The course content is very good. The videos are very good. Unfortunately this course is severely hurt by a very high ratio of non-learning work to learning work. This is due to some issues that could be easily addressed. The questions are poorly worded or ambiguous about critical details. Some of these details are hidden in the forums, but that's a waste of time. Some of the assignments do not directly bear on the course content and involves much "self-learning". Unfortunately this means I do not know if my self-taught methods are optimal - there is no feed back or checking. So you can do very poor coding but still pass in scoring and never get any feedback to improve your coding skills. All along, some very simple hints about what libraries and methods to use for each question would prevent lots of blind searching on the web. There are some helpful instructors and helpers haunting the forums, but they are not always around, and they are not always implementing permanent fixes to the problems that are frustrating students. One shouldn't have to hunt around forums to find out about broken pieces of the application or other errors in the course. Finally, the grading system is unstable and the Jupyter Notebook system is also not very stable, leading to many submissions and resubmissions just to make sure it got through for grading. For these reasons it took much more time than three weeks for me personally. I would not have signed up had I known.

By Jonathan T

•

May 3, 2021

While my Python chops definitely improved as a results of the course, the homework was extremely frustrating. The requirements of the questions are not communicated in a consistently clear way.

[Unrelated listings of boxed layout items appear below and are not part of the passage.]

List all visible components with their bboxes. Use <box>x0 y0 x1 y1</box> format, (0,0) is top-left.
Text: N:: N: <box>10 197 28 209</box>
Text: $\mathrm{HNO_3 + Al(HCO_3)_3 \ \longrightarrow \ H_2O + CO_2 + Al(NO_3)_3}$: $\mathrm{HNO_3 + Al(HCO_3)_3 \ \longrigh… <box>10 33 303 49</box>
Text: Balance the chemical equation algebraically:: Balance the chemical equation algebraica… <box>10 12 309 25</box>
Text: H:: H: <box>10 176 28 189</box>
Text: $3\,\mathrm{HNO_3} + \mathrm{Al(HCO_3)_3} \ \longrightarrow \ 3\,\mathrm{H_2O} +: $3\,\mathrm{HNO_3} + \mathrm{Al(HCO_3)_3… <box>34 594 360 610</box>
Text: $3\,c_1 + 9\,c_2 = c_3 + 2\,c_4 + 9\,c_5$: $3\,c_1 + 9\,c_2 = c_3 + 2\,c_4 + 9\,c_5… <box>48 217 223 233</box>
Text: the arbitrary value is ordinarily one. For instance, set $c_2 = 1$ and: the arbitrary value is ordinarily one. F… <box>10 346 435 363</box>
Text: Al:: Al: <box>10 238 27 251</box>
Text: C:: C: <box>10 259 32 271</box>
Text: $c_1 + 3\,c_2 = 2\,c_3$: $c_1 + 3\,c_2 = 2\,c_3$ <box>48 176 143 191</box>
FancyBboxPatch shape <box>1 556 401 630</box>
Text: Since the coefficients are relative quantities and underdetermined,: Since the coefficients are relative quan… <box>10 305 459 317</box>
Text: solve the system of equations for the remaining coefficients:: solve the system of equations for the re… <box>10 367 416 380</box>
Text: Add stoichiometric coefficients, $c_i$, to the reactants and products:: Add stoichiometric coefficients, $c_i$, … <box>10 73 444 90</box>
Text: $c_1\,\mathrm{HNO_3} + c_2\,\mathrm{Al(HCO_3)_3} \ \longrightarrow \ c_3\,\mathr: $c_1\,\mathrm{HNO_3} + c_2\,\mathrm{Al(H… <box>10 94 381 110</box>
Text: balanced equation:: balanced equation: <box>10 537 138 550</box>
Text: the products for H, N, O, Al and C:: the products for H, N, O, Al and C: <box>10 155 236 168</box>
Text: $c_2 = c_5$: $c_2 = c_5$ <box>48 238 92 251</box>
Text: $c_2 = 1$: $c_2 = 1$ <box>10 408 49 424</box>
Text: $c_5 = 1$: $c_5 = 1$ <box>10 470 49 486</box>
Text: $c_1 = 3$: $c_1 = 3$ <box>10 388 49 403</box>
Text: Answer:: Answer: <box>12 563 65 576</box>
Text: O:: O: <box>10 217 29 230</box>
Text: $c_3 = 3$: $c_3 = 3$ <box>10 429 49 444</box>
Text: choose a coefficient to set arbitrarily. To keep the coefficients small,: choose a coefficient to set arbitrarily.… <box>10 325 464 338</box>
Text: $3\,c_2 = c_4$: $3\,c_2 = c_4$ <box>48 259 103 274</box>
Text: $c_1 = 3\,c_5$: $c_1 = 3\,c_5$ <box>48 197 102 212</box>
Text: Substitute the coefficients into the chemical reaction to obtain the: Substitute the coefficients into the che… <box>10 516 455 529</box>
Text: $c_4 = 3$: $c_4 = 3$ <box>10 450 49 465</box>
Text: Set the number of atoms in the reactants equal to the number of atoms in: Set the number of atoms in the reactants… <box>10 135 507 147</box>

What was more irritating, though, was that the auto-grader is extremely picky. There is very little room to solve the problem in your own way, and more of my time was spent trying to contort my code to fit what the auto-grader wanted than spent actually solving the problem and applying the course concepts.

I also was disappointed with how much we were expected to manually clean data. One of the questions even explicitly says that the answer will require students to "hand-code" the answer. This strikes me as an extremely poor habit to instill in students--combing through data manually to strong-arm the data into the formatting conventions won't cut it when tackling a dataset that is millions of lines long. For a computer science course, this is not a scientific, or even a programmatic, approach to solving problems.

I give the course 2 stars because I felt that only 40% of what I learned was data science and/or Python. The other 60% of what I learned was how to smash my code until it conformed to the auto-grader, how to bother the TAs in the forum when it wasn't obvious how to do so, and how to write translation dictionaries with the "wrong" format as the key and the "right" format as the value and then apply it to DataFrames.